Catlanta exposes people to new world of art, takes them around city

I’m climbing a rusty fence in a vacant lot behind Tin Lizzy’s in Grant Park, ignoring the fact that I can’t afford a tetanus shot. I’m a man on a mission: to adopt my very own Catlanta cat. But it’s to no avail — the cat has already been adopted.

It was the same story the day before as I snooped around the catless street sign at North and Seminole avenues. Earlier that same day, I checked at the Margaret Mitchell House, but the cat was already gone with the wind. Adopting your own Catlanta cat, it turns out, is no easy task.

This genre-bending project started around the time of the January snow storm Atlantans know as “Snowpocalypse,” when an anonymous artist started leaving cutouts and magnets featuring a doodle of his own cat around town.

“I had been drawing the Catlanta cats for the past two or three years, but it wasn’t until the snow storm that I went out and painted a lot of them,” the artist wrote in an e-mail to The Signal. “The streets were so dead that you could paint anywhere you wanted, so I did with some friends. I was spray painting another character up a lot during the ice storm, but the few Catlantas I did got a lot more notice so I figured I should go with it.”

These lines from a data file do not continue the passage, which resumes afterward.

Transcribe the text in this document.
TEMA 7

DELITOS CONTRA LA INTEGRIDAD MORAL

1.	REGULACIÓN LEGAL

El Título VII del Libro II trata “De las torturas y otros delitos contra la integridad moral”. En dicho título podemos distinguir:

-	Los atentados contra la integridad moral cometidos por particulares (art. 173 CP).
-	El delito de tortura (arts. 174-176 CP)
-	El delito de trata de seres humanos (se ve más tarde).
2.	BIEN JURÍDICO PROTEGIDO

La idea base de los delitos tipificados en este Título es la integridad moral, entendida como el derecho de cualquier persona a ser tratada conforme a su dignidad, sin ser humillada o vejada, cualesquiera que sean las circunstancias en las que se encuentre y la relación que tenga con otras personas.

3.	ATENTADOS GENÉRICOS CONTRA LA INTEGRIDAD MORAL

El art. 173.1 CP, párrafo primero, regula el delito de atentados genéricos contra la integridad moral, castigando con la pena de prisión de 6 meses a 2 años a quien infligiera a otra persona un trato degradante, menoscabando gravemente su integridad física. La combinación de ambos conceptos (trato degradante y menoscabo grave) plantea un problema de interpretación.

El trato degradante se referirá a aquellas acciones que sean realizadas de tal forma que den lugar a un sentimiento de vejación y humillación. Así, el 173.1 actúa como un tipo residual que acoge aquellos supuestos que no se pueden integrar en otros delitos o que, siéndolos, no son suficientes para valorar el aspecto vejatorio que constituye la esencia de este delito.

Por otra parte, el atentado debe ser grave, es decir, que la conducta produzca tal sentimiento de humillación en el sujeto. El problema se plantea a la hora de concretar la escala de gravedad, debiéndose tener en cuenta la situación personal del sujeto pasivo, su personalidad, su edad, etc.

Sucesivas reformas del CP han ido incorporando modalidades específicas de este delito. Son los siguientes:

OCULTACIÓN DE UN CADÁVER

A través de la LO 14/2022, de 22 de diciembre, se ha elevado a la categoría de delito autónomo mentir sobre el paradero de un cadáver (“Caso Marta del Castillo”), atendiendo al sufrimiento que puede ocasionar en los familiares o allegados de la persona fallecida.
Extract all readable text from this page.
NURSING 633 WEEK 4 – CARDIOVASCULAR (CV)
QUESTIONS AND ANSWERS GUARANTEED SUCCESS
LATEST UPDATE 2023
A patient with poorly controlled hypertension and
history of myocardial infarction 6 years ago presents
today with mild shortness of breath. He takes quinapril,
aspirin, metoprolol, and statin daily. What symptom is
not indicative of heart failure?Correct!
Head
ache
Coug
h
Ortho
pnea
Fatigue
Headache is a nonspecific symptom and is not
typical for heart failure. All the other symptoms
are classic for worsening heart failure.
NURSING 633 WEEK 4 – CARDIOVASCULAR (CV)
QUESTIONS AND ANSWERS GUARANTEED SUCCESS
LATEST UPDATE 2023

The artist, who cut his teeth as a studio art major at Georgia State, got to work creating magnets and cutouts of his emblem, dropping them around town and putting pictures and clues on Twitter, Facebook and Flickr. Participants can track down the cats and “adopt” them as their own, or they can take the kitties, do their own drops around town and put the photos online. You might see Catlanta’s cats on street signs, mailboxes, restaurant entrances and even Atlanta Police Department cruisers.

That give and take between Catlanta’s artist and his fans is the crux of the movement.

“I take the advice and criticism from followers of the project very seriously,” he wrote. “I want the city to support Catlanta, so I try my hardest to present pieces that every resident will enjoy, but given the nature of street art and the stigmas that come with it, I know that will never be completely possible. I don’t think Catlanta necessarily needs an audience to survive, but one definitely helps.”

Catlanta’s apparent lack of meaning, however, might be its noblest aspect. The project is guiltlessly cute, clever and fun, a celebration of our city and a way to get people to engage in the Atlanta art scene. The artist has chosen to sacrifice his name and recognition, content to sit back and enjoy watching people use his project to get to know their communities better and have a little fun in a hectic day-to-day existence.

“Ultimately Catlanta will last as long as I’m happy with what I’m putting out in the city,” he wrote. “I’ve been told by several people that Catlanta makes them happy, and I’m glad. That’s my goal, to make the city as a whole a little happier.”